Most unfurnished housing in Malaysia is totally bare, with kitchen cabinets at the most. Light fixtures and air-conditioning may exist in the master bedroom. Most Malaysian homeowners are accommodating and would be prepared to add some little extras that you might require, but this often means an increase in the rental rate. There is also the question of taste, so being specific about your expectations of the furniture and fittings is crucial to avoid having to put up with an eye sore. In this regard, it is safer for you to bring as many personal items as your container/company will allow.
Malaysia uses the same voltage and plugs as the British system. If you are coming from somewhere other than the UK, you may need to change the plugs for some of your electrical appliances or buy an adaptor. A transformer may also be necessary. Almost all homes are fitted with standard 3-point sockets to accommodate the standard 3 or 2 point plugs on electrical appliances.
Televisions use the British PAL system so it might be a good time to update to a new multi-system TV. For example, Sony’s latest 34-inch model is less than RM5,000 in Malaysia. Be careful of what video tapes, cassettes and CDs you bring in as censorship is quite strict in Malaysia. Bear in mind that you are coming into a Muslim country, and if in doubt, leave it at home.
The temperature range in Malaysia is between 21° to 32° Celsius in the lowlands, and can be as low as 16° Celsius in the highlands. Be sure to determine which part of the country you’ll be working and staying in. If in the major towns or cities, clothing for very hot weather is recommended – cotton based is best. If there is no space in your container, don’t worry. Shops carrying international sytles, sizes and labels are strewn all over the city so just take your pick.
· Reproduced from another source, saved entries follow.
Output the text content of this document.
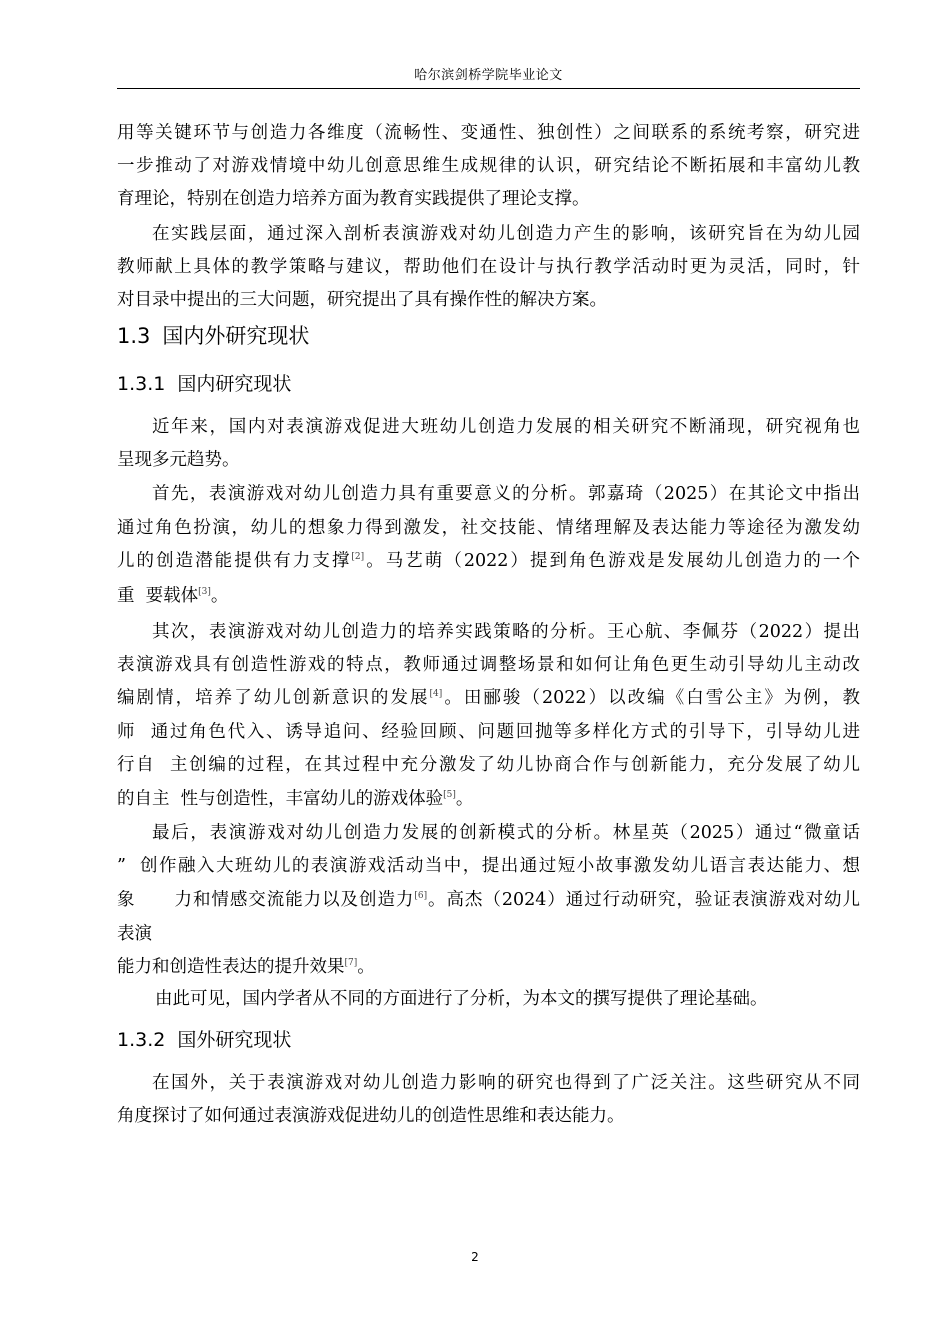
哈尔滨剑桥学院毕业论文
用等关键环节与创造力各维度（流畅性、变通性、独创性）之间联系的系统考察，研究进
一步推动了对游戏情境中幼儿创意思维生成规律的认识，研究结论不断拓展和丰富幼儿教
育理论，特别在创造力培养方面为教育实践提供了理论支撑。
在实践层面，通过深入剖析表演游戏对幼儿创造力产生的影响，该研究旨在为幼儿园
教师献上具体的教学策略与建议，帮助他们在设计与执行教学活动时更为灵活，同时，针
对目录中提出的三大问题，研究提出了具有操作性的解决方案。
1.3 国内外研究现状
1.3.1 国内研究现状
近年来，国内对表演游戏促进大班幼儿创造力发展的相关研究不断涌现，研究视角也
呈现多元趋势。
首先，表演游戏对幼儿创造力具有重要意义的分析。郭嘉琦（2025）在其论文中指出
通过角色扮演，幼儿的想象力得到激发，社交技能、情绪理解及表达能力等途径为激发幼
儿的创造潜能提供有力支撑[2]。马艺萌（2022）提到角色游戏是发展幼儿创造力的一个
重  要载体[3]。
其次，表演游戏对幼儿创造力的培养实践策略的分析。王心航、李佩芬（2022）提出
表演游戏具有创造性游戏的特点，教师通过调整场景和如何让角色更生动引导幼儿主动改
编剧情，培养了幼儿创新意识的发展[4]。田郦骏（2022）以改编《白雪公主》为例，教
师  通过角色代入、诱导追问、经验回顾、问题回抛等多样化方式的引导下，引导幼儿进
行自  主创编的过程，在其过程中充分激发了幼儿协商合作与创新能力，充分发展了幼儿
的自主  性与创造性，丰富幼儿的游戏体验[5]。
最后，表演游戏对幼儿创造力发展的创新模式的分析。林星英（2025）通过“微童话
”  创作融入大班幼儿的表演游戏活动当中，提出通过短小故事激发幼儿语言表达能力、想
象      力和情感交流能力以及创造力[6]。高杰（2024）通过行动研究，验证表演游戏对幼儿
表演
能力和创造性表达的提升效果[7]。
由此可见，国内学者从不同的方面进行了分析，为本文的撰写提供了理论基础。
1.3.2 国外研究现状
在国外，关于表演游戏对幼儿创造力影响的研究也得到了广泛关注。这些研究从不同
角度探讨了如何通过表演游戏促进幼儿的创造性思维和表达能力。
2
Storage of large items is best done at a purpose-built security facility. A safe deposit box at the bank is the best place for small valuables you won’t use while away. Don’t take anything too precious to Malaysia that could be irreparably damaged by the humidity, such as photo albums, personal archives or artwork. And don’t pack the potted plants – they won’t survive the trip and may give you problems at customs.
There are plenty of beautiful tropical plants for you to seed and raise in Malaysia. Unless you are planning vacations in a cold climate leave most of your winter clothes behind as you will not need them anywhere in Malaysia or the neighbouring countries.
If you have a PC it is probably best to buy a new one when you arrive as they often do not travel that well. You can store all your important files on a thumb drive and carry them with you. PCs can be acquired quite cheaply in Malaysia. Plan a garage sale to clear unwanted items and the money could be used to pay for some new purchases when you arrive.
What to carry in your hand luggage
Passport, visa, travel tickets, cash, credit cards, vaccination certificate, driver’s licence, social security card, relocation company documents and local contact, car and pet papers if applicable, medical records and prescriptions, school records, insurance policies, Will, extra passport photos, original marriage and birth certificates, copies of your Degrees and Diplomas.
Jewellery and other highly valuable small items, family medical kit and prescription medicines, laptop computer, set of spare keys.
Camera equipment, inflatable neck pillow, toiletries, cosmetics (there’s always duty free available for fresh supplies), sweater (in case it gets cold in the plane). Try to avoid buying new suitcases before seeing the range and good value of travel items in Malaysia.
Toys, books, travel games, pack of cards, puzzle, magazine, camera, journal, sweets/lolly /candy for air pressurisation, pacifier for baby if applicable, and baby’s special security item to help at sleep time.